Newton's method is a very popular method which is based on Taylor's Series expansion. The Taylor's Series expansion of a function

$f(X) \text{ at } X=X_i \text{ is given by:}$

$f(X)=f(X_i)+\nabla f_i^T(X-X_i)+\frac{1}{2}(X-X_i)^T[J_i](X-X_i)$------------**(1)**

where, $[J_i]=[J]|X_i$, is the Hessian matrix of f evaluated at point X;

Setting the partial derivatives of equation (1), to zero, the minimum value of f(X) can be obtained,

$\frac{\partial f(X)}{\partial X_j}=0, j=1,2,...,N$-------------**(2)**

From equation (1) and (2),

$\nabla f=\nabla f_i+[J_i](X-X_i)=0$--------------**(3)**

Equation (3) can be solved to obtain an improved solution $X_{i+1}.$

$X_{i+1}=X_i-[J_i]^{-1}\nabla f_i$---------------**(4)**

The procedure is repeated till convergence for finding out the optimal solution.

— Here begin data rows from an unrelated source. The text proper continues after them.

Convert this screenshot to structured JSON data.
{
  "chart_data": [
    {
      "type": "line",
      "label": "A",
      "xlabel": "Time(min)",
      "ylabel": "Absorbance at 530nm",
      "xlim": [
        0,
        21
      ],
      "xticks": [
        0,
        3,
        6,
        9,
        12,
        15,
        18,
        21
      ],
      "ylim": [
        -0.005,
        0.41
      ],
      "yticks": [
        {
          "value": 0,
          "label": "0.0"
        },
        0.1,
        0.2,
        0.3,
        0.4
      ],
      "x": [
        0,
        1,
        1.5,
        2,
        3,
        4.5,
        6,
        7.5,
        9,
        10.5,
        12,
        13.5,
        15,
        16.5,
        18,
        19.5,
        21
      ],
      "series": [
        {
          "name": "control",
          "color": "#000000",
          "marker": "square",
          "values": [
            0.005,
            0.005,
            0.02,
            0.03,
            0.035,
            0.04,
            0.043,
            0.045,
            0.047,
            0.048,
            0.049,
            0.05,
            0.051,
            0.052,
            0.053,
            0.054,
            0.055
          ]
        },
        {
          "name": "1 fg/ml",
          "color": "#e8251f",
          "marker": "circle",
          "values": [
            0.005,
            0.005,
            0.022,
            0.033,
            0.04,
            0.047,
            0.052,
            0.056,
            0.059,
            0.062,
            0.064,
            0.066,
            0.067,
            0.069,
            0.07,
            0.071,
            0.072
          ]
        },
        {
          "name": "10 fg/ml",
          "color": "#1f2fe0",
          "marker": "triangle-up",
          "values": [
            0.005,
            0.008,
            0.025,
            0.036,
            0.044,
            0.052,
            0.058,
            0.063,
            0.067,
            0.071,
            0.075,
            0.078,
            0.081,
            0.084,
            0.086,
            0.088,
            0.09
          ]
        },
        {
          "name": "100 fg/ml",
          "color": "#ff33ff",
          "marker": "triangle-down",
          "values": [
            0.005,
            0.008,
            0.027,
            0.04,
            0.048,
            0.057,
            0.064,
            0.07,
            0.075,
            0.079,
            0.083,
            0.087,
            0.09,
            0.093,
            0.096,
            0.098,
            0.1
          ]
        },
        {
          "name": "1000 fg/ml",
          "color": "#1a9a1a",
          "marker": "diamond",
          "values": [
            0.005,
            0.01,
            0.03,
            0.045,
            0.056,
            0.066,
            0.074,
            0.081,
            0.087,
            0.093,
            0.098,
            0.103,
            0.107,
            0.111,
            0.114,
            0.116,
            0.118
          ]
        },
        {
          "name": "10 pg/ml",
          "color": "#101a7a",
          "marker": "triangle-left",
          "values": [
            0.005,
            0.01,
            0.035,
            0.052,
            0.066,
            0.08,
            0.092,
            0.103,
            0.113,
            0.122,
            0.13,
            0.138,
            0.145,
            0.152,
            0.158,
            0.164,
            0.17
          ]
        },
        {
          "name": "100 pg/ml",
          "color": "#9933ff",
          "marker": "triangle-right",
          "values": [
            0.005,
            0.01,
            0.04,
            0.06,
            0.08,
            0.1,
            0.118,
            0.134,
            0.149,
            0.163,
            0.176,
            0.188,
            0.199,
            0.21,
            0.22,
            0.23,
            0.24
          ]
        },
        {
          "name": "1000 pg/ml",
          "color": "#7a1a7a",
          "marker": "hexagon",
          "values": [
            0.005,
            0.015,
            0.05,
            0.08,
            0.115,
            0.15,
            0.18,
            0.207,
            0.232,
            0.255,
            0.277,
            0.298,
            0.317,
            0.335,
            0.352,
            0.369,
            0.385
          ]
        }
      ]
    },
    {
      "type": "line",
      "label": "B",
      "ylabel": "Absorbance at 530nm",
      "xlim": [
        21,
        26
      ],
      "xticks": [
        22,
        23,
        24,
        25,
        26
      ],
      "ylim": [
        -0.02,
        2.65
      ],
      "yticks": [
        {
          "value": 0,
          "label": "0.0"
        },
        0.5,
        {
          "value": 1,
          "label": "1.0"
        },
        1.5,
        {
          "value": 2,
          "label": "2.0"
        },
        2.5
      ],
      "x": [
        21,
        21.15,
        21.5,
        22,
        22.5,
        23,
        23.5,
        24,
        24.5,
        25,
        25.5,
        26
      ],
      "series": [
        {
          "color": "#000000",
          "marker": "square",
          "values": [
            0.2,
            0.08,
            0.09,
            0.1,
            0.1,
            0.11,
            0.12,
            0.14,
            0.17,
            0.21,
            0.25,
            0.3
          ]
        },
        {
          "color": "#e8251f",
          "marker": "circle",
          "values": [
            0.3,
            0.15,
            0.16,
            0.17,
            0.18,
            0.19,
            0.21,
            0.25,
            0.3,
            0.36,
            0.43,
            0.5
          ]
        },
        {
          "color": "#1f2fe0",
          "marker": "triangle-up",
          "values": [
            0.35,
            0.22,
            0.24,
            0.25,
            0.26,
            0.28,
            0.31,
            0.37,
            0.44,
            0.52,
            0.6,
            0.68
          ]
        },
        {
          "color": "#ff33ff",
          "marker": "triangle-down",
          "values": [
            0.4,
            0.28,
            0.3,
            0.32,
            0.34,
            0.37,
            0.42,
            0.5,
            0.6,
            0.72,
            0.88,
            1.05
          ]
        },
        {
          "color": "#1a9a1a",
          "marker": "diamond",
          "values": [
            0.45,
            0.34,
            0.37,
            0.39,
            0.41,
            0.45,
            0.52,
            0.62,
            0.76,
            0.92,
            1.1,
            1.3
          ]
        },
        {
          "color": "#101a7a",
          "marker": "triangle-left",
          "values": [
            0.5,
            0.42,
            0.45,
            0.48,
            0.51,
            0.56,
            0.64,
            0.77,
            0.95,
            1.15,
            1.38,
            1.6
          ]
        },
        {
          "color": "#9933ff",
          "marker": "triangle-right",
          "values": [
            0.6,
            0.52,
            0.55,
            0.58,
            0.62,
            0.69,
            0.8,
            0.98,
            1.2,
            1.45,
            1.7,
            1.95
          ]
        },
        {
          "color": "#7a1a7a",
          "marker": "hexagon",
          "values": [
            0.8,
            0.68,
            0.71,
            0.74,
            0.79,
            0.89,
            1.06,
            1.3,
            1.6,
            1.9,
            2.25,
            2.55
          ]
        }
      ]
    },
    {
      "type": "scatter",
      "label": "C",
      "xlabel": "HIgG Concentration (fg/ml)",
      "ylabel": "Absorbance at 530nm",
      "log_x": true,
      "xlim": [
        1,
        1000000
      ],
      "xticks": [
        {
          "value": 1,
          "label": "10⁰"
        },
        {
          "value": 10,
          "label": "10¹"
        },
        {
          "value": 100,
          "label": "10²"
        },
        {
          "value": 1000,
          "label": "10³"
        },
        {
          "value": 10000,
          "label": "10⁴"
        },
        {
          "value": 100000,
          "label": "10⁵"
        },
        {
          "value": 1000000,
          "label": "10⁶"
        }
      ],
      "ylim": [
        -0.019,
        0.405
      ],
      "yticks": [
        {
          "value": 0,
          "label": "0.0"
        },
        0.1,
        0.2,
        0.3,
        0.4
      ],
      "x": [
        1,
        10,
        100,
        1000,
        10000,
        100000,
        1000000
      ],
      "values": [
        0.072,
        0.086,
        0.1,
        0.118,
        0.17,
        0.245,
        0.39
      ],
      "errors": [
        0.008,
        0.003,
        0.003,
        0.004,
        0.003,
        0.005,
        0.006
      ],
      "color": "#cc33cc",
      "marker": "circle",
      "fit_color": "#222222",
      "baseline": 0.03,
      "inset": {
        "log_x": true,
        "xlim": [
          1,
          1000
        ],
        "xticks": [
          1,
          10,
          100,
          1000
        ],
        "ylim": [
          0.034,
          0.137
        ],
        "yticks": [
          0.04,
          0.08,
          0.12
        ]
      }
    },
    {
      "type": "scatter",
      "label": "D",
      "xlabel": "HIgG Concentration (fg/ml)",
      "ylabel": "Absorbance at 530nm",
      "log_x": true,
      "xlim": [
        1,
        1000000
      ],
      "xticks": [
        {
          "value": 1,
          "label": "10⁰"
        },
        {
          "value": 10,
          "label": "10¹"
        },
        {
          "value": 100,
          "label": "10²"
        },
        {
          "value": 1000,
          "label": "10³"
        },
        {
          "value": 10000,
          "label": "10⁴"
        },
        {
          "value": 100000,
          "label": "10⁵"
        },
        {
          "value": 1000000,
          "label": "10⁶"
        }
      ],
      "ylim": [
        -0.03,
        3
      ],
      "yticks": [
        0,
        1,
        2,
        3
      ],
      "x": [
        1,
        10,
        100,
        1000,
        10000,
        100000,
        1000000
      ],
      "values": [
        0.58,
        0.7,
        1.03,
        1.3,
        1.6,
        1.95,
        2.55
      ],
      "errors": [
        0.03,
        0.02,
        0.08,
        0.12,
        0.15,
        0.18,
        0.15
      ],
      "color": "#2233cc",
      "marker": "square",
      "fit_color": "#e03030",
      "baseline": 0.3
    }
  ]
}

**2 Derivative free optimization**

Derivative free optimization algorithms are often used when it is difficult to find function derivatives, or if finding such derivatives are time consuming. Derivative-free optimization is a discipline in mathematical optimization that does not use derivative information in the classical sense to find optimal solutions: Sometimes information about the derivative of the objective function f is unavailable, unreliable or impractical to obtain. For example, f might be non- smooth, or time-consuming to evaluate, or in some way noisy, so that methods that rely on derivatives or approximate them via finite differences are of little use. The problem to find optimal points in such situations is referred to as derivative-free optimization.

**2.1 Random Search**

Random Search Method: This method generates trial solutions for the optimization model using random number generators for the decision variables. Random search method includes random jump method, random walk method and random walk method with direction exploitation. Random jump method generates huge number of data points for the decision variable assuming a uniform distribution for them and finds out the best solution by comparing the corresponding objective function values. Random walk method generates trial solution with sequential improvements which is governed by a scalar step length and a unit random vector. The random walk method with direct exploitation is an improved version of random walk method, in which, first the successful direction of generating trial solutions is found out and then maximum possible steps are taken along this successful direction.

**2.2 Down Hill Simplex**

Simplex Method: Simplex method is a conventional direct search algorithm where the best solution lies on the vertices of a geometric figure in N-dimensional space made of a set of N+1 points. The method compares the objective function values at the N+1 vertices and moves towards the optimum point iteratively. The movement of the simplex algorithm is achieved by reflection, contraction and expansion.